Michael Stavarič: "Gotland"
Guter
Gott!?! Zwischen religiöse Bilderwelt und Psychose
zwängt sich das Leben eines jungen Mannes
Wo endet "gut"? Wer oder was ist "Gott"? Trotz der Paronomasie ist
dieses "Gotland" sicher kein Gutland, nie und nimmer ein Gottland. Wem
jetzt auch noch Mariusz Szczygiełs Reportagenband "Gottland"
mit bizarren Texten über Karel G. und Michael Stavaričs
frühere Heimat Tschechien einfällt, ist der Rezeption
des Romans schon einen Assoziationsschritt näher - vielleicht
auch nur einen Gedanken weiter, von dem man nicht weiß, ob er
zum Verständnis des Texts beiträgt oder davon
wegführt.
"Make it hard to see, to the end" ist eine Zeile
aus dem Lied "My body's a zombie for you" des
kalifornischen Gruselrockduos "Dead Man's Bones"
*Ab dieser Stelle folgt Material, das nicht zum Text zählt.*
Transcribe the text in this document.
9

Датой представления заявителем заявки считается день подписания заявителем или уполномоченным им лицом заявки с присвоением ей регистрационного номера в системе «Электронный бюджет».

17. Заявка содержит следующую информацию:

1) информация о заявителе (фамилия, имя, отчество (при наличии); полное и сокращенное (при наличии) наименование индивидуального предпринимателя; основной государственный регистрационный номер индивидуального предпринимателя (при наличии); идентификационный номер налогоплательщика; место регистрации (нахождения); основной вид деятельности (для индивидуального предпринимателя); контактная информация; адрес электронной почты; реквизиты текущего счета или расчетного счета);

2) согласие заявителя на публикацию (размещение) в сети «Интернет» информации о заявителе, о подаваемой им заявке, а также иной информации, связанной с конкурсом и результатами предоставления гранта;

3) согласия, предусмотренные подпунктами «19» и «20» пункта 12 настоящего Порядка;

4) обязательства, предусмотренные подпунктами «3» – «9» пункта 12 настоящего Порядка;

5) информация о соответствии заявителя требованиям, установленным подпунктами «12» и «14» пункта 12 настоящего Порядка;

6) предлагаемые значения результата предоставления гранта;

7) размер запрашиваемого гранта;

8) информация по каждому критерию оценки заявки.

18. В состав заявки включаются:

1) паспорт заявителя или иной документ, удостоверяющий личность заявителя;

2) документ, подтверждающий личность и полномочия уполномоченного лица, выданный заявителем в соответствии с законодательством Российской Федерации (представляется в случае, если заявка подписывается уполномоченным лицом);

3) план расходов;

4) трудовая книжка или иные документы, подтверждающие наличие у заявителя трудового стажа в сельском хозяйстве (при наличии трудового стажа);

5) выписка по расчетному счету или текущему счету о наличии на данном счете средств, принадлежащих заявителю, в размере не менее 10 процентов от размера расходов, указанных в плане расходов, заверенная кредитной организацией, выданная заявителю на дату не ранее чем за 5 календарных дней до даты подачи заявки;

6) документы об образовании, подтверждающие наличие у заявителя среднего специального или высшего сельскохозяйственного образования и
und dem Vorwort vorangestellt. Ab hier beginnt die Suche nach einem
Ende des Handlungsverlaufs, das möglichst mit dem Ende des als
Roman titulierten Texts koinzidieren sollte. Müsste.
Könnte. Zumindest hat man es in der Schule und bei der
Literaturlektüre so gelernt. Kein Ende - auch gut. Oder Gott.
Jedenfalls Text. Viel Text.
Am Anfang schuf er noch mehr Text: In den zwölf Seiten des
Vorworts schildert der fiktive Autor seinen Schreibfluss, seine auf
über 20.000 Seiten anwachsenden handschriftlichen Texte, die
er dem Verlag schickt. Und ein erstes Ende: Die Verlegerin ist tot; das
Manuskript vernichtet. Es folgt "eine gänzlich
andere Geschichte, schließlich und endlich war die vorherige
das Ende meiner selbst ..." (Seite 18).
Dann beginnt der Prolog, noch ein Vorwort: In diesem zweiten Anfang
schuf Er - nicht der Autor - Himmel und Erde und dazwischen Gotland,
ein schauriges Land, an dem die Naturgewalten stets an einen
unbarmherzigen, unberechenbaren Schöpfer erinnern.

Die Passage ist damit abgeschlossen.